Al decir que “debemos ir capacitando”, esto no viene de mi sino de la Palabra de Dios. En Tito 2:3-5 se les instruye a las mujeres mayores, a enseñar a las más jóvenes, y a aquellas de nosotras, a quienes se nos ha entregado la verdad del evangelio, tenemos el compromiso de compartir esa misma verdad a través del poder del Espíritu Santo (2 Tim. 1:14).

No obstante, cuando como mentora eres la responsable del crecimiento espiritual de una mujer joven, esto incluye algunas consideraciones que deben ser tomadas en cuenta.
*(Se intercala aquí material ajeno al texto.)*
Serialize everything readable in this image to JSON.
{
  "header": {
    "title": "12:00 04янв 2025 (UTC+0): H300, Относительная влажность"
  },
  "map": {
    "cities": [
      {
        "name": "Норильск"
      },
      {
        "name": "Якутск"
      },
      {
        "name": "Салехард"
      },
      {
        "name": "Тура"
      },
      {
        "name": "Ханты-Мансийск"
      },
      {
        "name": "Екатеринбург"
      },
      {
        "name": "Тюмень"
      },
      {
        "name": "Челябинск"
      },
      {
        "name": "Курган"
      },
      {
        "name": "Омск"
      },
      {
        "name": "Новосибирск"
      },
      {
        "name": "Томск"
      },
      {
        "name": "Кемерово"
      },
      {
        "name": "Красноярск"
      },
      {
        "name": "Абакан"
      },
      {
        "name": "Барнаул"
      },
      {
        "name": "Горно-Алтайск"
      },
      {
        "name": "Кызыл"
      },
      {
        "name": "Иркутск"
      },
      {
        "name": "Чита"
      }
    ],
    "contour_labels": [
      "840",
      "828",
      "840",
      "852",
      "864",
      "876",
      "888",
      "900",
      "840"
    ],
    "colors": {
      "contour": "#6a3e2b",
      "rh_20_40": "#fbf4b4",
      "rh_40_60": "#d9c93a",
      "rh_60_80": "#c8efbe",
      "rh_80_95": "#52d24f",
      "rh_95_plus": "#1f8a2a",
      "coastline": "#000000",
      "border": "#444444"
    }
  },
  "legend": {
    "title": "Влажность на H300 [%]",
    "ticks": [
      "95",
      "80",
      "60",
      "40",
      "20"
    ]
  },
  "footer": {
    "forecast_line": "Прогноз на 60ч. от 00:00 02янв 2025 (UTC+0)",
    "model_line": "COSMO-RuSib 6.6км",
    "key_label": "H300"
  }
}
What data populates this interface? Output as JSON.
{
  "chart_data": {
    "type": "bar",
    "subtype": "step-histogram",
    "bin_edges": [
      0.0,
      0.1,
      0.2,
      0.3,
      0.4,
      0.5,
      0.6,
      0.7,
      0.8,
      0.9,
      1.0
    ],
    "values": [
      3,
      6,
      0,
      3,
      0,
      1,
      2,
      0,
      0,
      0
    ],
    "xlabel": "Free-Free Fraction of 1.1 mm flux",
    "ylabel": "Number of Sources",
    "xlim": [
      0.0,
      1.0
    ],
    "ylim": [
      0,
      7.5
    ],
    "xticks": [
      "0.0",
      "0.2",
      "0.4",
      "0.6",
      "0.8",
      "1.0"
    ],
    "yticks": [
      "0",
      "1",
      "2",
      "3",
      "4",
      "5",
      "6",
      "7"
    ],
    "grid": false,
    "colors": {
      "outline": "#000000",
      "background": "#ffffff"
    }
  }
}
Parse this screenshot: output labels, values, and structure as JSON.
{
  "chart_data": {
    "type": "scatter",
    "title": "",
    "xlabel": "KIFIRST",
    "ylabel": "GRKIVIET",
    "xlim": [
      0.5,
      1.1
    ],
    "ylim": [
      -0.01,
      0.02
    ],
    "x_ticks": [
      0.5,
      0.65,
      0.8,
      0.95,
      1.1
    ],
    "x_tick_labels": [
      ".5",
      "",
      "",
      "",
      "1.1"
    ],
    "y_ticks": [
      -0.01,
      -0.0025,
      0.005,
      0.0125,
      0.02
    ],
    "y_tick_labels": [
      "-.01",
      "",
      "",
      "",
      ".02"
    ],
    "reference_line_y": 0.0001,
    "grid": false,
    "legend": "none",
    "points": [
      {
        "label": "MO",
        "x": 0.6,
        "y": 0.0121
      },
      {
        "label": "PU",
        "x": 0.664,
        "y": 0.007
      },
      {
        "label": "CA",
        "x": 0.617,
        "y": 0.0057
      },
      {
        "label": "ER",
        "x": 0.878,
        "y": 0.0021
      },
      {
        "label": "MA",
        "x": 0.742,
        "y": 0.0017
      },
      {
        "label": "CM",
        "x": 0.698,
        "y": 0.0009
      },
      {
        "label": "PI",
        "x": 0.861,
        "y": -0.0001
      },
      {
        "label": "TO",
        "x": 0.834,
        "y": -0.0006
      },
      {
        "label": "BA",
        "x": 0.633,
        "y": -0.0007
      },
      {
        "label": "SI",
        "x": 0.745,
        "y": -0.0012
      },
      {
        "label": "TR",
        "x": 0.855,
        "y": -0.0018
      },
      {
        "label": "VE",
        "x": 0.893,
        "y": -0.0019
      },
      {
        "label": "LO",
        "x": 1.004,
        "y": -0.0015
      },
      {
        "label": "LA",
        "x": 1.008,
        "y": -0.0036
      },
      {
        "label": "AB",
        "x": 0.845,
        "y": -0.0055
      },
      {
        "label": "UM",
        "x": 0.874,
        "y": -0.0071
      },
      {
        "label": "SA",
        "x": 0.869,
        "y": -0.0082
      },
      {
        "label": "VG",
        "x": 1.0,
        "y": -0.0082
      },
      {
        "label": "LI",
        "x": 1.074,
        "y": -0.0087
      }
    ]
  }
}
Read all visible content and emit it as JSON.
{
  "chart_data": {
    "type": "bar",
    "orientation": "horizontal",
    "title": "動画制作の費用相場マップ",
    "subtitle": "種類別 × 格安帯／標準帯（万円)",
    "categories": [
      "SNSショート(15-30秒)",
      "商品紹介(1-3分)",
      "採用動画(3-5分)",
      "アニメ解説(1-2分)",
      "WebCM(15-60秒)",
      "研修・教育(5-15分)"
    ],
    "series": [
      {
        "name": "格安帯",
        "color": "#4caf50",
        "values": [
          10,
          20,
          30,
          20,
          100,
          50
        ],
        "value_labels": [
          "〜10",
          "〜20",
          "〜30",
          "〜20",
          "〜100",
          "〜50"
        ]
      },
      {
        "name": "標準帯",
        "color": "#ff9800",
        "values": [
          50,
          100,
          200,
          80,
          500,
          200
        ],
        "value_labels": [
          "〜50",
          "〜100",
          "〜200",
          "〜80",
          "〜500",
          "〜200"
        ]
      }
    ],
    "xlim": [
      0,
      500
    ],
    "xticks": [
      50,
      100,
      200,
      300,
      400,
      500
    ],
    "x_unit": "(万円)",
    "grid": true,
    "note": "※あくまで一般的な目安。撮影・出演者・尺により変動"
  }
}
Consideraciones prácticas: identifica a futuras siervas con potencial

Eventualmente habrá necesidad de nuevas personas y más jóvenes. Imaginate que en este momento haya una necesidad de traer a otras personas a tu lado para ir tomando el lugar que otros han dejado, y junto a esto traerle a la iglesia o ministerio una nueva perspectiva. La mejor manera de identificar a una persona con potencial es, primeramente, orando al Señor y luego manteniendo tus ojos y oídos bien atentos.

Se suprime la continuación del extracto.